I handed over the Pulaski Motel series (here) to Rachel Passannante, the Collections Manager at the Danforth Museum in Framingham MA.

This unorthodox way to turn work over to a museum's permanent collection was necessitated by the pandemic, of course. 

The history of this body of work goes back to 2013, and to Jessica Roscio the curator of the museum. Jess is one of a number of curators I show work to every few years. Come to the studio, take a look at a few portfolios, make no commitment, be under no pressure; clearly a prerogative of a photo curator and hopefully one of the pleasures of their job, looking at work.

Time and again, Jessica would reference the Pulaski Motel series when she came to look at work, often asking to see them again. These black and white photographs, made during a trip to teach at Penland in the spring of 2012 are made up of a walk around an abandoned motel in rural Pulaski, Virginia one very hot afternoon. No pretty pictures these, they present a dystopian view of a world not quite right. In the context of the present pandemic, they may have been predictive in that there are motels across the country that have gone dark over the past few months.

Foreboding and flat, oddly still, dark and a little creepy; right up my alley. I am very pleased for these photographs to have a new home. 

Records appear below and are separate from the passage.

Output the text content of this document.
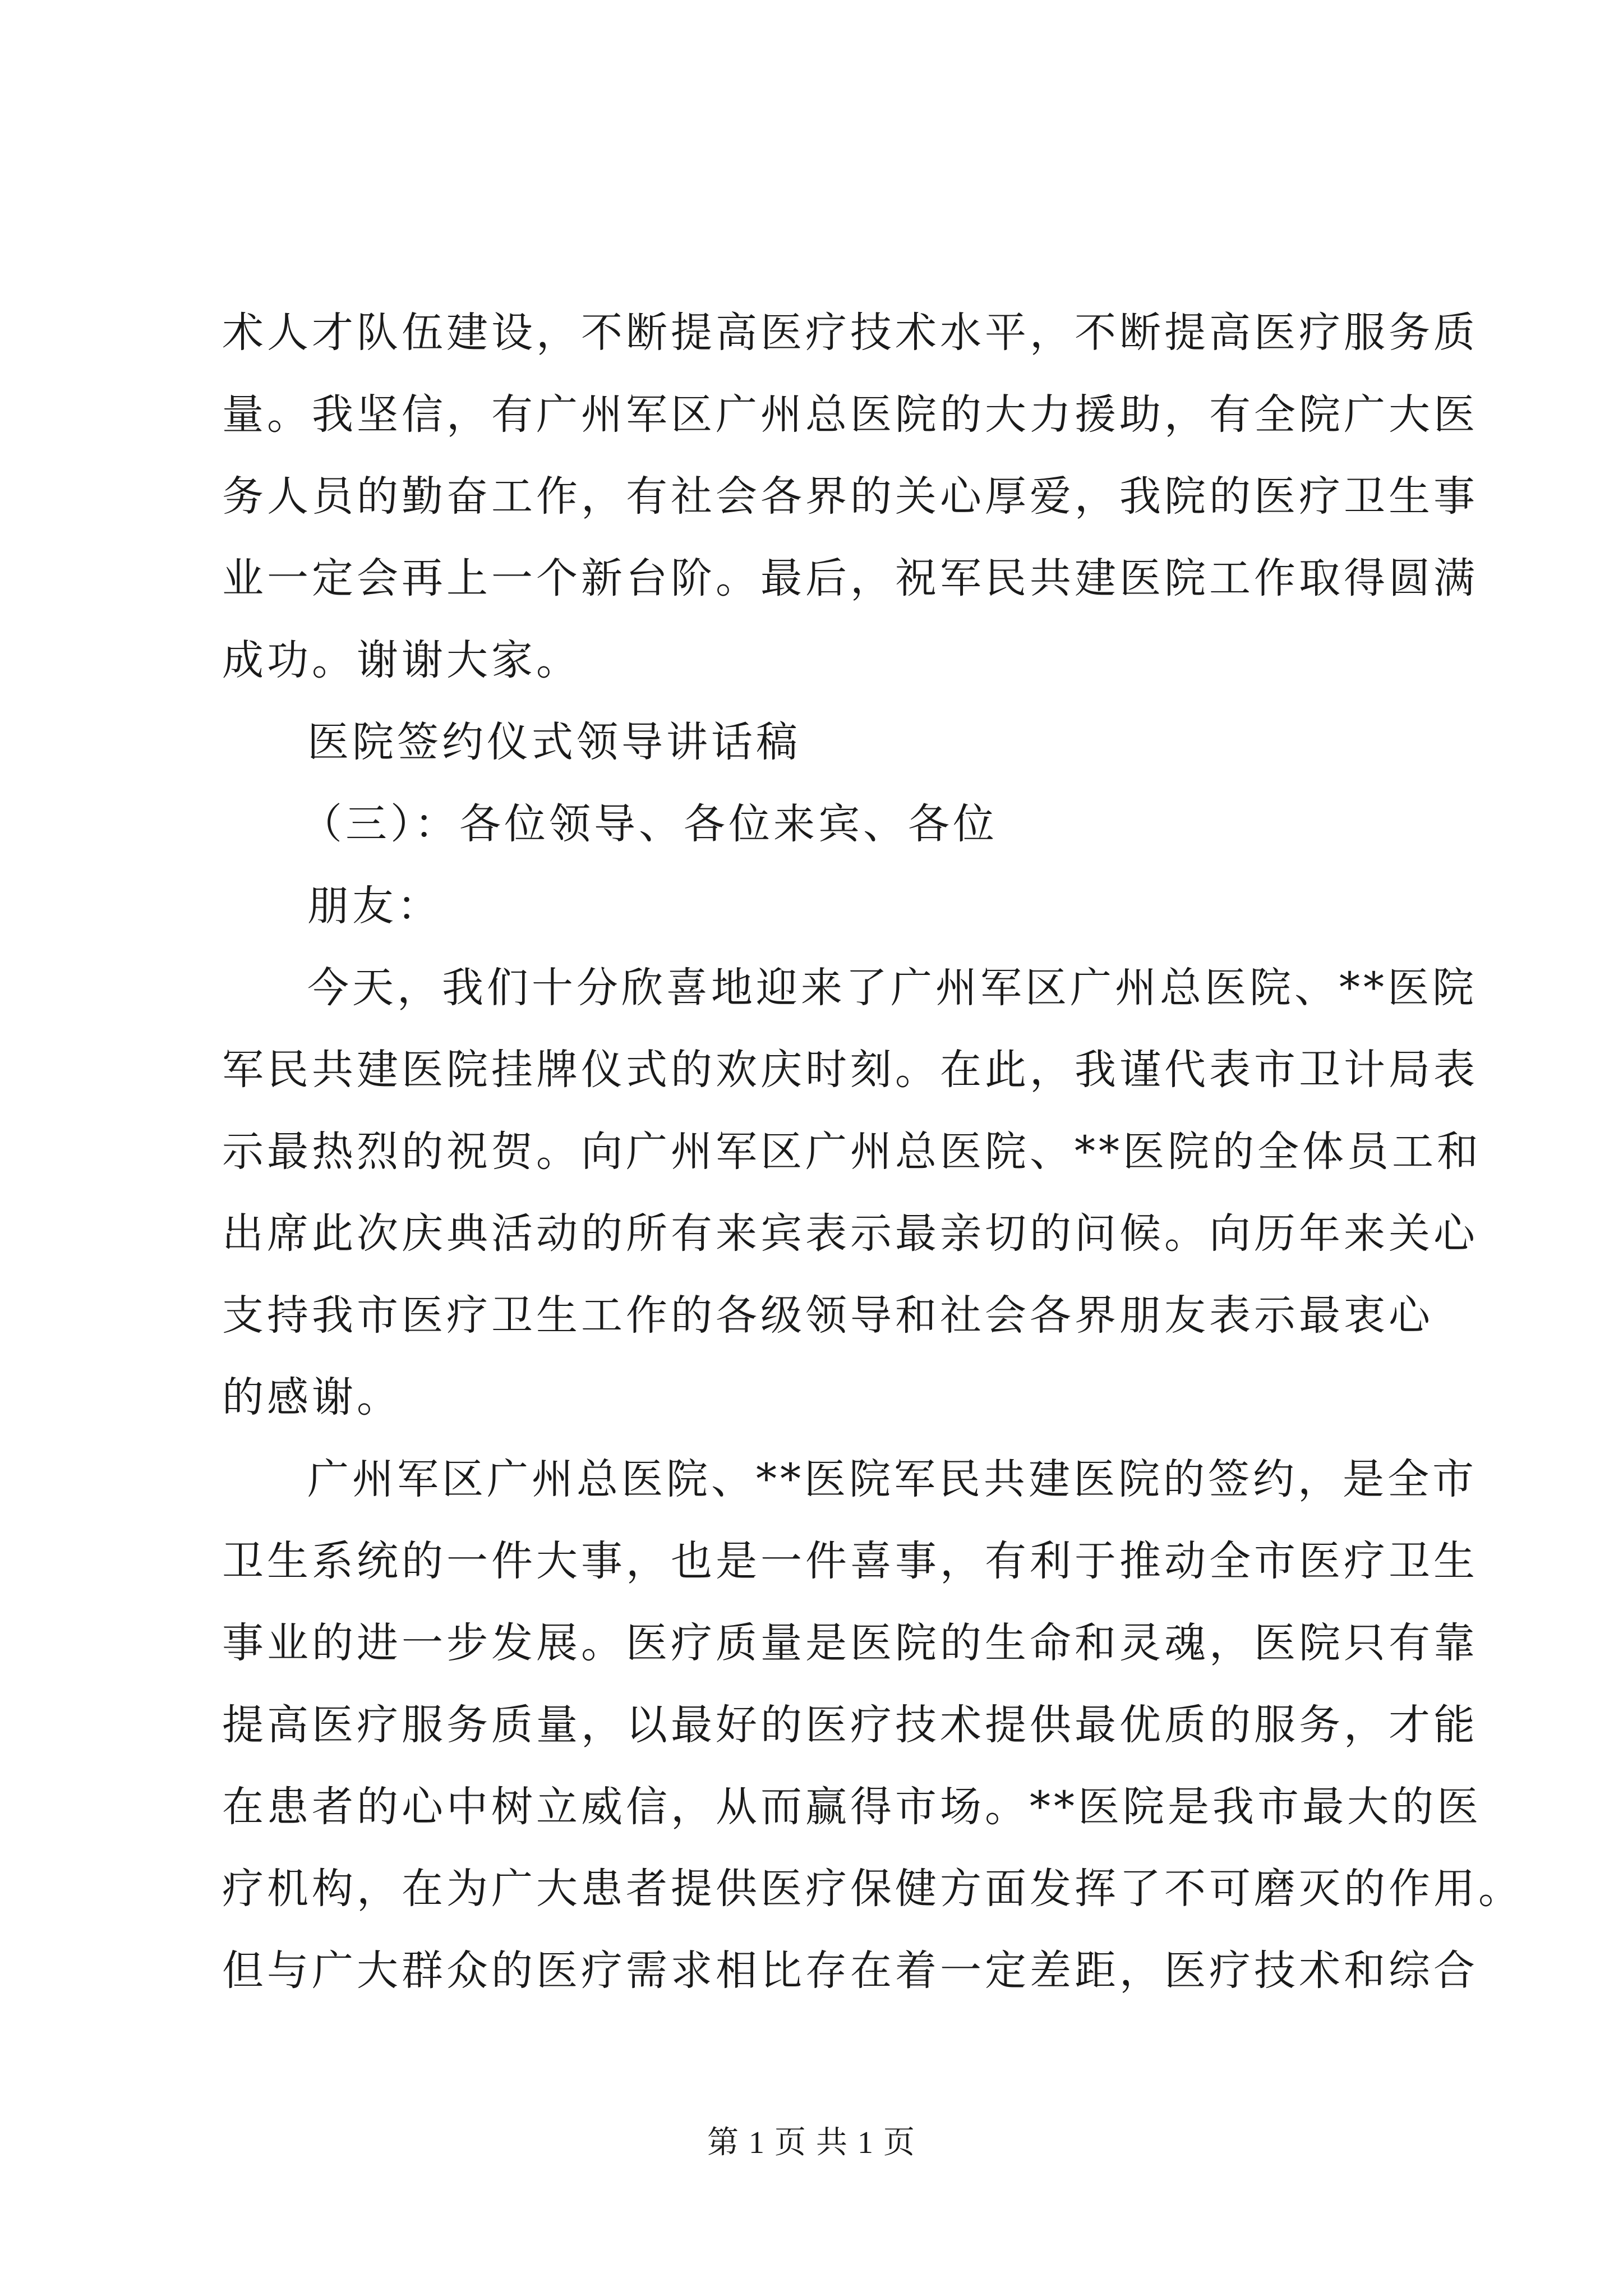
术人才队伍建设，不断提高医疗技术水平，不断提高医疗服务质
量。我坚信，有广州军区广州总医院的大力援助，有全院广大医
务人员的勤奋工作，有社会各界的关心厚爱，我院的医疗卫生事
业一定会再上一个新台阶。最后，祝军民共建医院工作取得圆满
成功。谢谢大家。
医院签约仪式领导讲话稿
（三）：各位领导、各位来宾、各位
朋友：
今天，我们十分欣喜地迎来了广州军区广州总医院、**医院
军民共建医院挂牌仪式的欢庆时刻。在此，我谨代表市卫计局表
示最热烈的祝贺。向广州军区广州总医院、**医院的全体员工和
出席此次庆典活动的所有来宾表示最亲切的问候。向历年来关心
支持我市医疗卫生工作的各级领导和社会各界朋友表示最衷心
的感谢。
广州军区广州总医院、**医院军民共建医院的签约，是全市
卫生系统的一件大事，也是一件喜事，有利于推动全市医疗卫生
事业的进一步发展。医疗质量是医院的生命和灵魂，医院只有靠
提高医疗服务质量，以最好的医疗技术提供最优质的服务，才能
在患者的心中树立威信，从而赢得市场。**医院是我市最大的医
疗机构，在为广大患者提供医疗保健方面发挥了不可磨灭的作用。
但与广大群众的医疗需求相比存在着一定差距，医疗技术和综合
第 1 页 共 1 页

Pulaski Motel has never been shown, in fact, most don't know the pictures exist.  I have a hunch that will change for Jessica wants to show them. No artist wants his/her work unseen.

Topics: Black and White,Digital,Southeast

Permalink | Posted July 16, 2020

Something New on Site

Just a quick post to write that I have new work on the site.

Spruce Pine: here

These were made in late May and early June (2018) while teaching at Penland in North Carolina. Each year I teach there I photograph in the early mornings in town before class, often with students. There are portfolios from 2012,  2013 and 2014 as well.

Menemsha: here

I made these in late June after returning from North Carolina. Menemsha is a small fishing village on Martha's Vineyard. Same thing: get up early, go shoot, every day.